A new vulnerability has recently been identified in the Windows operating system, which affects WiFi connections and could theoretically allow third-party access to the system.
mistake CVE-2024-30078Its impact, rated as “Important,” was recently discovered to affect Wi-Fi drivers in both Windows 10 and Windows 11. This flaw, if exploited, could allow attackers to send malicious code to the system, which would not Necessary for prior access to the system.

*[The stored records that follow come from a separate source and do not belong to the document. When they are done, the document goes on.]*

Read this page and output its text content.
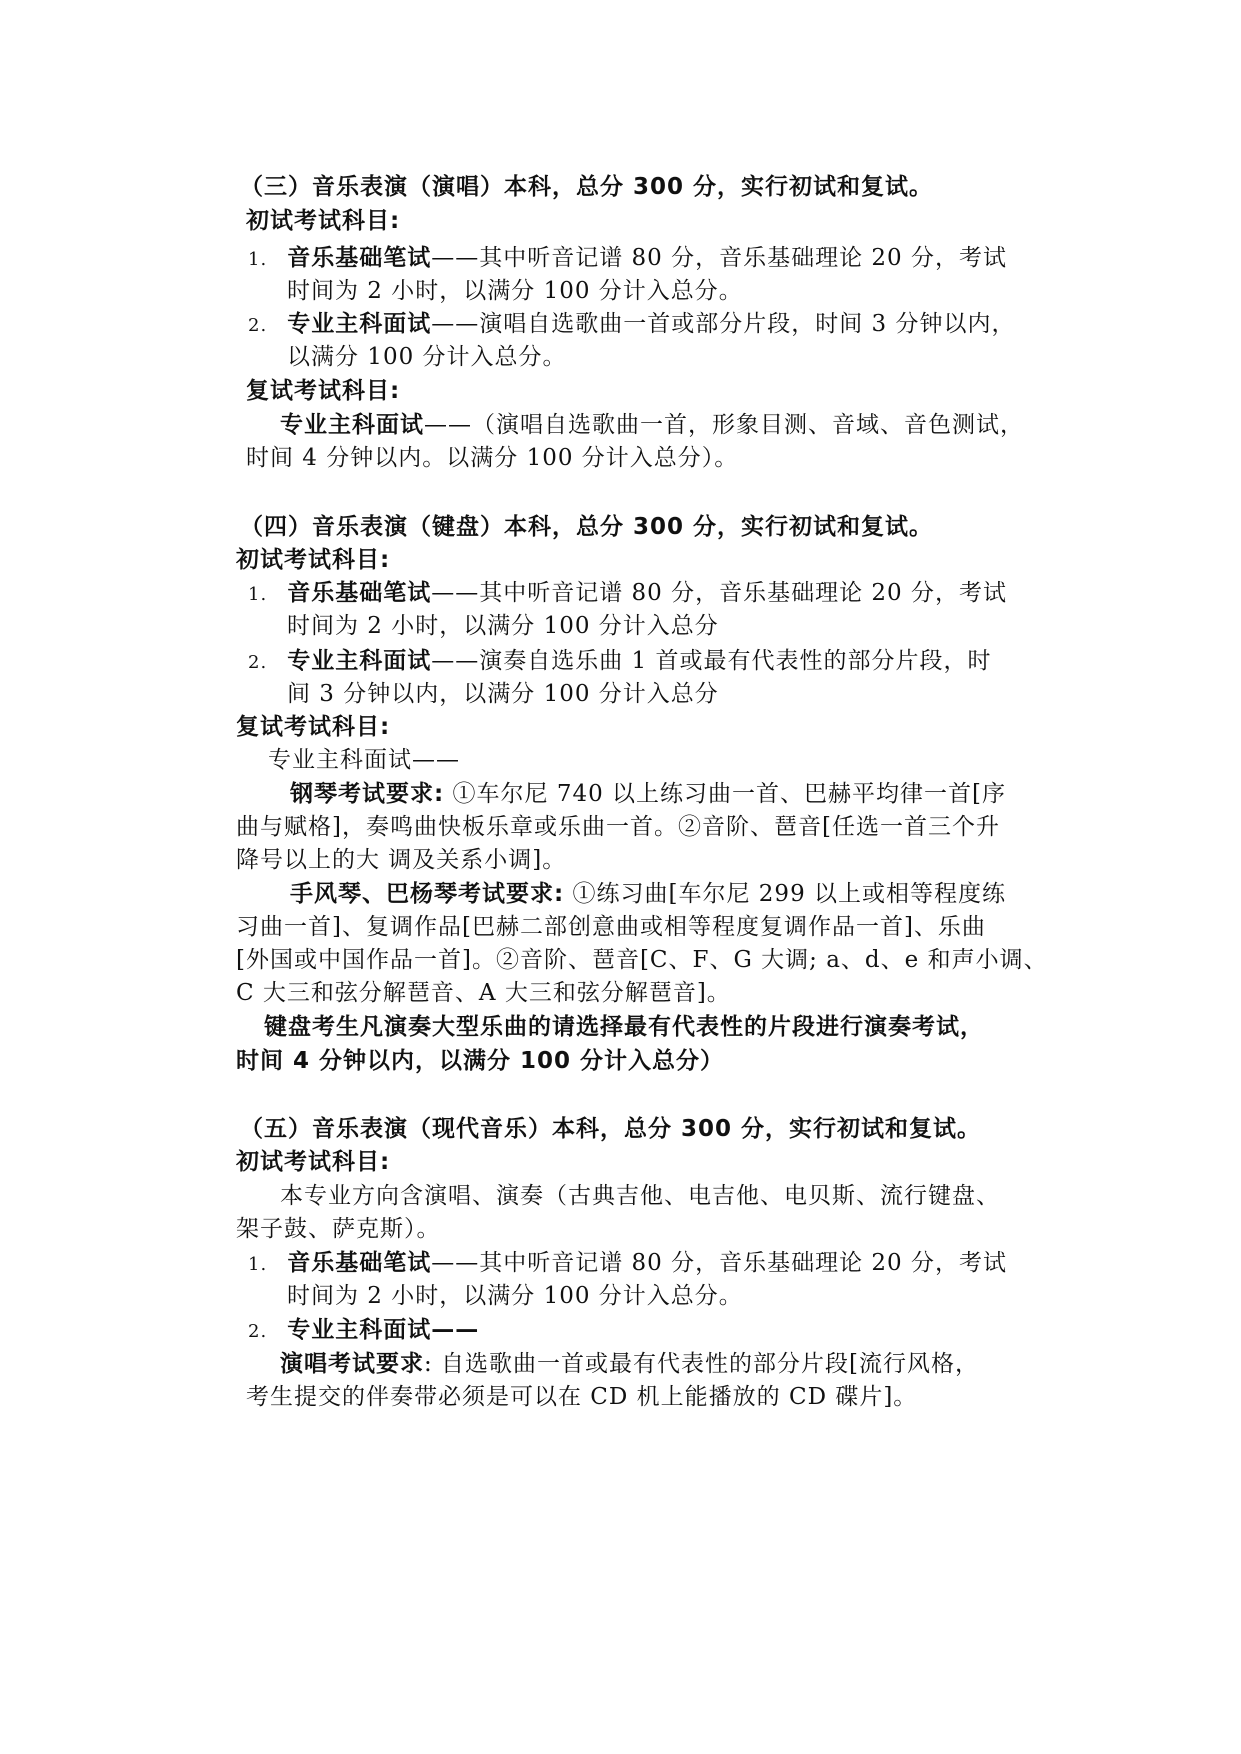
（三）音乐表演（演唱）本科，总分 300 分，实行初试和复试。
初试考试科目:
1. 音乐基础笔试——其中听音记谱 80 分，音乐基础理论 20 分，考试
时间为 2 小时，以满分 100 分计入总分。
2. 专业主科面试——演唱自选歌曲一首或部分片段，时间 3 分钟以内，
以满分 100 分计入总分。
复试考试科目:
专业主科面试——（演唱自选歌曲一首，形象目测、音域、音色测试，
时间 4 分钟以内。以满分 100 分计入总分）。
（四）音乐表演（键盘）本科，总分 300 分，实行初试和复试。
初试考试科目:
1. 音乐基础笔试——其中听音记谱 80 分，音乐基础理论 20 分，考试
时间为 2 小时，以满分 100 分计入总分
2. 专业主科面试——演奏自选乐曲 1 首或最有代表性的部分片段，时
间 3 分钟以内，以满分 100 分计入总分
复试考试科目:
专业主科面试——
钢琴考试要求: ①车尔尼 740 以上练习曲一首、巴赫平均律一首[序
曲与赋格]，奏鸣曲快板乐章或乐曲一首。②音阶、琶音[任选一首三个升
降号以上的大 调及关系小调]。
手风琴、巴杨琴考试要求: ①练习曲[车尔尼 299 以上或相等程度练
习曲一首]、复调作品[巴赫二部创意曲或相等程度复调作品一首]、乐曲
[外国或中国作品一首]。②音阶、琶音[C、F、G 大调; a、d、e 和声小调、
C 大三和弦分解琶音、A 大三和弦分解琶音]。
键盘考生凡演奏大型乐曲的请选择最有代表性的片段进行演奏考试，
时间 4 分钟以内，以满分 100 分计入总分）
（五）音乐表演（现代音乐）本科，总分 300 分，实行初试和复试。
初试考试科目:
本专业方向含演唱、演奏（古典吉他、电吉他、电贝斯、流行键盘、
架子鼓、萨克斯）。
1. 音乐基础笔试——其中听音记谱 80 分，音乐基础理论 20 分，考试
时间为 2 小时，以满分 100 分计入总分。
2. 专业主科面试——
演唱考试要求: 自选歌曲一首或最有代表性的部分片段[流行风格，
考生提交的伴奏带必须是可以在 CD 机上能播放的 CD 碟片]。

According to Microsoft, the flaw has not been actively exploited and is classified as low complexity. Essentially, attackers would simply need to send a specially crafted exploit packet to the system on the WiFi network, potentially allowing access.
This flaw bypassed any form of network protocol authentication, nor did it require the attackers to gain early access to the system, or even carry out the interaction by the victim. All that will be sufficient is for the system to be connected to the same wireless network as the attacker.
In theory, this could affect systems that communicate over public wireless networks, which share the same network between all systems. However, Microsoft explains that the potential for exploitation is relatively less practical than it seems.
This is because the flaw can only be exploited under specific circumstances, as both the victim and the attacker must be on the same wireless network and have a way to directly communicate with each other. Furthermore, Microsoft states that the flaw was unknown and, therefore, could not be actively exploited.
However, now that it has become public knowledge, it may begin to be actively used as a form of attempted attack. Microsoft has already provided a fix for this flaw through its latest patch on Tuesday, which should already be made available to most users – installing it is definitely recommended, whether to patch this flaw or other important flaws in the system.